List of data processor types for validation data
Length must be 1 or the same as the number of validation data files. When length is 1, the same data processor is applied to all validation data files.
--data_reformatter_type TYPE: str
Type of data reformatter to use
If not provided, the data reformatter is not used.
--held_out_valid_portion TYPE: float
Portion of training data to hold out for validation when validation data is not provided
--held_out_valid_number TYPE: int
Number of training samples to hold out for validation when validation data is not provided
--min_seq_len TYPE: int, DEFAULT: 1
Minimum sequence length
Note it is not used automatically. Use it in your implementation, for example of `DataProcessor` or `DataReformatter`, as needed.

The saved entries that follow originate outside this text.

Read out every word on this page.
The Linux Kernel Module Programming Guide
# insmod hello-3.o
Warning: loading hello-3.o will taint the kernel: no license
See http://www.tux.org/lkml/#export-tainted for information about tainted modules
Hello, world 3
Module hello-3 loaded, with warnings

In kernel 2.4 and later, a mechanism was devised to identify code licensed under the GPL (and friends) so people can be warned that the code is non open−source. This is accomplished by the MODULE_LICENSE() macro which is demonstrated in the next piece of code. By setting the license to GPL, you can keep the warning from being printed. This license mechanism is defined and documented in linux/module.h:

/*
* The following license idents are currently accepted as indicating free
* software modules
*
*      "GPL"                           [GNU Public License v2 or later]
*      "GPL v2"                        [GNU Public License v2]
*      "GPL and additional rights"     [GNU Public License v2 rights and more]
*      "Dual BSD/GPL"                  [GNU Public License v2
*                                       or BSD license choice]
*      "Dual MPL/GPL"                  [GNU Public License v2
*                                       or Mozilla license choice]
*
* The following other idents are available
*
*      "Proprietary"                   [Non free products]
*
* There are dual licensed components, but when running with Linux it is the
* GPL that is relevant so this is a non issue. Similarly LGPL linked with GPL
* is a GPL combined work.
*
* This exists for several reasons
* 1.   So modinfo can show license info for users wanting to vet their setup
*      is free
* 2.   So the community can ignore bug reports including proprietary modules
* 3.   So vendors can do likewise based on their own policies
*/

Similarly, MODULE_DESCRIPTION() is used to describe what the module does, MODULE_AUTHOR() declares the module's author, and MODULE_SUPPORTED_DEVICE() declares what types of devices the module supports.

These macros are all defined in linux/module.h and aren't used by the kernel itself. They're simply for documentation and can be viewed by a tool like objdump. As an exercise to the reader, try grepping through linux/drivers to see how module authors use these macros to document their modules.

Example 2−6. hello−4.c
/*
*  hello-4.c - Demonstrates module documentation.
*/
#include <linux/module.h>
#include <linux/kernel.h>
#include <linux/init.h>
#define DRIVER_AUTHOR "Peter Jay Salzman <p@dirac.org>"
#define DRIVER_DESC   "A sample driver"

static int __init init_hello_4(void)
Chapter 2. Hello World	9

--max_seq_len TYPE: int, DEFAULT: 1e9
Maximum sequence length
Note it is not used automatically. Use it in your implementation, for example of `DataProcessor` or `DataReformatter`, as needed.
--min_src_seq_len TYPE: int, DEFAULT: 1
Minimum source sequence length
Note it is not used automatically. Use it in your implementation, for example of `DataProcessor` or `DataReformatter`, as needed.
--max_src_seq_len TYPE: int, DEFAULT: 1e9
Maximum source sequence length
Note it is not used automatically. Use it in your implementation, for example of `DataProcessor` or `DataReformatter`, as needed.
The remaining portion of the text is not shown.